Even though the shape of the liturgy and the structure and words of the prayers show us clearly how Christian liturgical tradition has developed out of the Jewish temple tradition,  the clearest visual evidence of this continuity is found in ancient Syrian churches  where the altar is separated from the nave by a curtain as the deber was separated from the hekel in the temple.   As the high priest used to enter the Holy of Holies once a year to offer the sacrifice of atonement, so the priest enters behind the veil at every Mass to offer the New Testament sacrifice of atonement, while the priestly people take part in the area corresponding to the place where.  priests offered incense. The altar is called the "throne" of mercy as was the space between the cherubim in the Holy of Holies where the high priest poured the blood, and Eastern liturgies offer many litanies that ask, "Lord have mercy". This is an account of such a Mass:
Meanwhile, in Edessa, the capital of the Kingdom of Urhoy on the borders of Syria and Mesopotamia, a Church was in existence before the end of the first century. In the course of the next two centuries Edessa became the centre of a Christian culture using the Edessene dialect of Aramaic, called Syriac, as its language. While the Church in the West adopted Greek as its language for worship, the Church in the East, addressing itself largely to the Jewish Christians of the diaspora, continued to speak Aramaic. The forms of worship in the Syriac Orthodox Church reflect the Antiochene and Edessene heritage of the Churc 

The sense of awe and wonder before the divine Mystery pervades the Syriac Church. The Syrian liturgy is dominated by the scene in the vision of the prophet Isaiah, when, he saw the Lord on a high and lofty throne in the temple in Jerusalem, and heard the angels crying, ‘holy, holy, holy’ before him. In every Syriac church there is a ‘veil’ drawn across the sanctuary, representing the veil in the temple of Jerusalem, and the sanctuary itself is held to be the ‘holy of holies’, the place where God himself appears in the New Covenant with his people, This scene is recalled at the beginning and the end of every office of prayer and the sense of wonder and mystery which inspires it fills the whole liturgy. Together with this sense of awe in the presence of the holiness of God is a profound sense of human sin. As the prophet was led to cry out, ‘Woe is me, for I am man a of unclean lips and I dwell among a people of unclean lips’, so the Syriac liturgy is filled with this sense of human sin and unworthiness.
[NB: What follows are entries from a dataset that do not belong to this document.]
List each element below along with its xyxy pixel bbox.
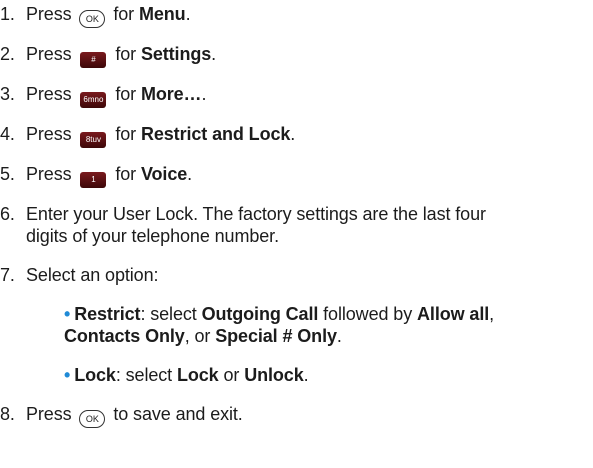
step-number: 1. — [0, 4, 15, 24]
bullet-restrict-line-2: Contacts Only, or Special # Only. — [64, 326, 342, 346]
restrict-and-lock-term: Restrict and Lock — [140, 124, 291, 144]
step-4: 4. Press 8tuv for Restrict and Lock. — [0, 123, 295, 148]
step-6: 6. Enter your User Lock. The factory sett… — [0, 203, 486, 225]
key-6-icon: 6mno — [80, 92, 107, 108]
more-term: More… — [140, 84, 202, 104]
step-6-line-1: Enter your User Lock. The factory settin… — [26, 204, 486, 224]
instructions-page: 1. Press OK for Menu. 2. Press # for Setti… — [0, 0, 593, 468]
key-1-icon: 1 — [80, 172, 107, 188]
step-number: 2. — [0, 44, 15, 64]
step-6-line-2: digits of your telephone number. — [26, 226, 279, 246]
bullet-icon: • — [64, 304, 71, 324]
step-7: 7. Select an option: — [0, 265, 159, 285]
step-number: 3. — [0, 84, 15, 104]
step-number: 8. — [0, 404, 15, 424]
bullet-lock: • Lock: select Lock or Unlock. — [64, 365, 309, 385]
step-3: 3. Press 6mno for More…. — [0, 83, 206, 108]
step-number: 4. — [0, 124, 15, 144]
step-8: 8. Press OK to save and exit. — [0, 403, 243, 428]
ok-key-icon: OK — [79, 10, 106, 28]
ok-key-icon: OK — [79, 410, 106, 428]
voice-term: Voice — [140, 164, 188, 184]
step-2: 2. Press # for Settings. — [0, 43, 216, 68]
step-5: 5. Press 1 for Voice. — [0, 163, 192, 188]
step-1: 1. Press OK for Menu. — [0, 3, 191, 28]
step-number: 7. — [0, 265, 15, 285]
key-8-icon: 8tuv — [80, 132, 107, 148]
pound-key-icon: # — [80, 52, 107, 68]
settings-term: Settings — [140, 44, 212, 64]
bullet-restrict: • Restrict: select Outgoing Call followed… — [64, 304, 495, 324]
bullet-icon: • — [64, 365, 71, 385]
step-number: 5. — [0, 164, 15, 184]
step-number: 6. — [0, 204, 15, 224]
menu-term: Menu — [138, 4, 186, 24]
One of the principal themes of the liturgy is that of ‘repentance’. But this sense of sin and the need for repentance is accompanied by, or rather an expression of, the awareness of God’s infinite love and mercy, which comes down to man’s need and raises him to share in his own infinite glory. Thus there is a wonderful balance of dreadful majesty and loving compassion, of abasement and exaltation.